280 days of Urbpandemonium #167
Sep. 6th, 2015 11:49 am
Story time! When I was a wee lad, playing in the grass and dirt, I used to find field crickets Gryllus pennsylvanicus* all the time. They are fairly large, kind of easy to catch, and totally harmless. I would catch them and play with them and then put them back on the ground. One day--a day of tragic mis-indentification--I tried this, but the large black insect on the ground turned out to be a mud-dauber or similar wasp. For that I earned the most painful sting of my young life, right in the meat of my palm below my fingers. It left a mark that lasted years.

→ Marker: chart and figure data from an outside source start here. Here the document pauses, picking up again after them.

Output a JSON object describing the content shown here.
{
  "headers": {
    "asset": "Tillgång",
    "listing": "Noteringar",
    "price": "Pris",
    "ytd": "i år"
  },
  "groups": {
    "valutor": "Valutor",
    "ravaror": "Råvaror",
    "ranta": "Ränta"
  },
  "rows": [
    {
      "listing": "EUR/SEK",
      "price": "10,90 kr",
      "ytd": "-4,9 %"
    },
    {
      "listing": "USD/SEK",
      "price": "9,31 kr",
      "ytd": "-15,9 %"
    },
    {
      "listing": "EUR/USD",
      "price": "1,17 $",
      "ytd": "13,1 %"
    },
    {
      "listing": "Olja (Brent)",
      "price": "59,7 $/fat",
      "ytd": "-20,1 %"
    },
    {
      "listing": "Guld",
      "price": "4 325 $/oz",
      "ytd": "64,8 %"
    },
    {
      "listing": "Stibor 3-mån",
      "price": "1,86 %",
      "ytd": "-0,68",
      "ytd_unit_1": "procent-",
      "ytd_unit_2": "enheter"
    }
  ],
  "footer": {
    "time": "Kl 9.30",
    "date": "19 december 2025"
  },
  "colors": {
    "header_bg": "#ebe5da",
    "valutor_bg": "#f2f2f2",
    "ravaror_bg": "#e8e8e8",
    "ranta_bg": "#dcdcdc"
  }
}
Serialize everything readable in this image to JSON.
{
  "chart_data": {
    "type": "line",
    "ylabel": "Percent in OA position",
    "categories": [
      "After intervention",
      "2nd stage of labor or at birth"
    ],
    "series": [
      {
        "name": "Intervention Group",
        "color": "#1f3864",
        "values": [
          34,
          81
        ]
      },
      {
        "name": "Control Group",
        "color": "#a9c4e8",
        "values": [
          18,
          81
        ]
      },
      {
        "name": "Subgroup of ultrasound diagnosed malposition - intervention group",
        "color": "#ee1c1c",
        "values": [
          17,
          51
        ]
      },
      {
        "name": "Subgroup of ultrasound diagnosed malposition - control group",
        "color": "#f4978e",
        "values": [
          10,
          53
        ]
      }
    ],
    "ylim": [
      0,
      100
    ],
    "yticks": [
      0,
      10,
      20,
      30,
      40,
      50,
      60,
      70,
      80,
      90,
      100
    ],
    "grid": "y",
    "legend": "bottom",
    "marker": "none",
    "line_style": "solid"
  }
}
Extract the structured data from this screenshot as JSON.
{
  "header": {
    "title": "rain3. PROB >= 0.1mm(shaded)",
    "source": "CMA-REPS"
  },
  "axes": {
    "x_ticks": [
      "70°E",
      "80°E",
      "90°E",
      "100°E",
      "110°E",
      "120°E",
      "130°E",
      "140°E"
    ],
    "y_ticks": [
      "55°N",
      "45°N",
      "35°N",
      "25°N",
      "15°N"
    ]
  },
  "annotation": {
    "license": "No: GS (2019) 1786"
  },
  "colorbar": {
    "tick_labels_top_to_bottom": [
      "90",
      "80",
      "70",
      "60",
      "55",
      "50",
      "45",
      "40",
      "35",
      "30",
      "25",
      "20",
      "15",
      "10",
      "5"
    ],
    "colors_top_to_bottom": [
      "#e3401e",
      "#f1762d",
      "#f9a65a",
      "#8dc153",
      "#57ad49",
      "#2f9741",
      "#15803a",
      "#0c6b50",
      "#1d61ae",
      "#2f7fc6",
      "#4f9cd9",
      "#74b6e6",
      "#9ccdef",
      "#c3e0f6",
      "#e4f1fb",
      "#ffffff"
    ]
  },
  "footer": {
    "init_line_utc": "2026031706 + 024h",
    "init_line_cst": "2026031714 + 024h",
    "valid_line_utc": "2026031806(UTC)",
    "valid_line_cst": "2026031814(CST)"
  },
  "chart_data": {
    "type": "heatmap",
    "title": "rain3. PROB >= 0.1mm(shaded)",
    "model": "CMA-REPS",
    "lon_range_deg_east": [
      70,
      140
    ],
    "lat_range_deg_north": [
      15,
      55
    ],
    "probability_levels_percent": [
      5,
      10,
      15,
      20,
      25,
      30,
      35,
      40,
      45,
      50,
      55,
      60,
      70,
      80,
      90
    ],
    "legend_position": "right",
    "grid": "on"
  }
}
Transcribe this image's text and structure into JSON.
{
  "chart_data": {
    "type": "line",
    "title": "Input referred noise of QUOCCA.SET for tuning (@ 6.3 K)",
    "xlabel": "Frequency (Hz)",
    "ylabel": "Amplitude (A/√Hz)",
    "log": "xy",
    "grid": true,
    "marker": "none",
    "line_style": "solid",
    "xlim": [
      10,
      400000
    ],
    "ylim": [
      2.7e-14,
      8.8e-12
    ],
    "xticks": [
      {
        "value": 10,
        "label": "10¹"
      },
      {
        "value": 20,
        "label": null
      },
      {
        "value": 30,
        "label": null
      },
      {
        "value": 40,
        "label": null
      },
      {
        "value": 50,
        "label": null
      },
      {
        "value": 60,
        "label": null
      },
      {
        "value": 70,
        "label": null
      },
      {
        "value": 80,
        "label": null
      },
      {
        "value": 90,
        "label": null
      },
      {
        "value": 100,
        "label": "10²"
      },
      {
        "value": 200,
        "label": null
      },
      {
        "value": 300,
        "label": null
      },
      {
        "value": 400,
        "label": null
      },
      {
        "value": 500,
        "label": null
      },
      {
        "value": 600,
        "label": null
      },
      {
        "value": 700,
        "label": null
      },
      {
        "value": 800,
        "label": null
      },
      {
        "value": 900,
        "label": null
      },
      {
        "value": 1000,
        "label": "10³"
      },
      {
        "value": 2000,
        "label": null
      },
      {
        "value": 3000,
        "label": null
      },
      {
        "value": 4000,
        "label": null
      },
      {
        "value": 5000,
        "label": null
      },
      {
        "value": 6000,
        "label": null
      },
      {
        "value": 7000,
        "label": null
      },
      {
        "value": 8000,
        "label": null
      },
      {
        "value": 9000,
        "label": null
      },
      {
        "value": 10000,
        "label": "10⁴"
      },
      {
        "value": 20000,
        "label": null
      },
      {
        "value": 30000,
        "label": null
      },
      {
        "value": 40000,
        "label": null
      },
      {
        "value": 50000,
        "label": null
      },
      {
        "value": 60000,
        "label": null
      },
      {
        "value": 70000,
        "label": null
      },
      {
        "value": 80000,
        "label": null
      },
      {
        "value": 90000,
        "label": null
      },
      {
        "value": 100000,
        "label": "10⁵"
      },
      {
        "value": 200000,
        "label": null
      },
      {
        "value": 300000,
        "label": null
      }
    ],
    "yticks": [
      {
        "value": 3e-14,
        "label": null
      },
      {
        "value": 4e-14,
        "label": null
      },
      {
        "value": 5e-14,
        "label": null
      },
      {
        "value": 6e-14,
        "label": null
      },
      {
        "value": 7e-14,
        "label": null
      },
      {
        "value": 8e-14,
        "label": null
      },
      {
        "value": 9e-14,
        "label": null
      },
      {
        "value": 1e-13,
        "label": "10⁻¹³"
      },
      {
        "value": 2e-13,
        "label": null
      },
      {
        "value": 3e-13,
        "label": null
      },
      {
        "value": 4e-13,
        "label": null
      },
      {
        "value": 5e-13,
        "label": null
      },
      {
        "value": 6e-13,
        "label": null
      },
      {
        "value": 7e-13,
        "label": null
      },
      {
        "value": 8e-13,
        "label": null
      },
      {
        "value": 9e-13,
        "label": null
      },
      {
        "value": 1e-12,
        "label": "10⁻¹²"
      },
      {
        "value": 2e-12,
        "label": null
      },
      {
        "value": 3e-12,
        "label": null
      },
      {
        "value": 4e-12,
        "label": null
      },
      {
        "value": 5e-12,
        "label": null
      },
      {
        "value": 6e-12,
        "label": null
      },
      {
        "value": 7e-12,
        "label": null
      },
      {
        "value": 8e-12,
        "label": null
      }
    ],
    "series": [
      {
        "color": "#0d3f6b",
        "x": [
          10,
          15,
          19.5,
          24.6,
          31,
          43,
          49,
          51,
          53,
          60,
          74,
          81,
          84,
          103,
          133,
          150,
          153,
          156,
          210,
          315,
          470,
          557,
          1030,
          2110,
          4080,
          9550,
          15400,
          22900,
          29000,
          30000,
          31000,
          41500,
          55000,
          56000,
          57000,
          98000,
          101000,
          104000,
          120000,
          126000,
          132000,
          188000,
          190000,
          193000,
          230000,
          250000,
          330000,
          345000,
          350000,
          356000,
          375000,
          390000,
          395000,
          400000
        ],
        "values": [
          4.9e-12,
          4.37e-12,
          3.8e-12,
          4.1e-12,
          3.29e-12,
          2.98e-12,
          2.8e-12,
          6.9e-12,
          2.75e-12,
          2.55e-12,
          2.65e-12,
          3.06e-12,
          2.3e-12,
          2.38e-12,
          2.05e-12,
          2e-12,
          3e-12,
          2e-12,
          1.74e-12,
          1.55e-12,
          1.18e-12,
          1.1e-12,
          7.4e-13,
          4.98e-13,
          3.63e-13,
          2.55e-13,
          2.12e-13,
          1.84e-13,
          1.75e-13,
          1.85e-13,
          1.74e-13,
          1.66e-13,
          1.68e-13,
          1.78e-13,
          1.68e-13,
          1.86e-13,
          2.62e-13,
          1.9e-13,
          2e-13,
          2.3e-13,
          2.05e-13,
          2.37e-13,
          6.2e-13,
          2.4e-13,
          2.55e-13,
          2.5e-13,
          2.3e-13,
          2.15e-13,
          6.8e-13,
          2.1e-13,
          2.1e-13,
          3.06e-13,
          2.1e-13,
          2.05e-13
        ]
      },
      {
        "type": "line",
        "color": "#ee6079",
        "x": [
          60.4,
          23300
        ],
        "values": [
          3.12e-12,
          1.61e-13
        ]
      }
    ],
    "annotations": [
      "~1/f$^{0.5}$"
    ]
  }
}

But I still will pick up any insects or spiders I find! I'm just more careful and hopefully more knowledgeable now. This fall field cricket (indistinguishable from the spring field cricket but for chronological habitat) is a large female. You can see her huge needle-like ovipositor between her cerci at the back of her body. The ovipositor which is thankfully NOT modified into a venom-delivering stinger as is the case for many wasps, bees, and ants. Field crickets sing the summer into existence and chirp away into autumn--the chirping is a song made by the male with his little brown wings, to bring a female close by. The frost destroys the crickets, but leaves their eggs behind, to hatch into next year's crickets, to sing us a new summer.
*Pennsylvania cricket, sure why not--it could have been named for any state, really--it occurs in all of them except Florida, Alaska, and Hawaii.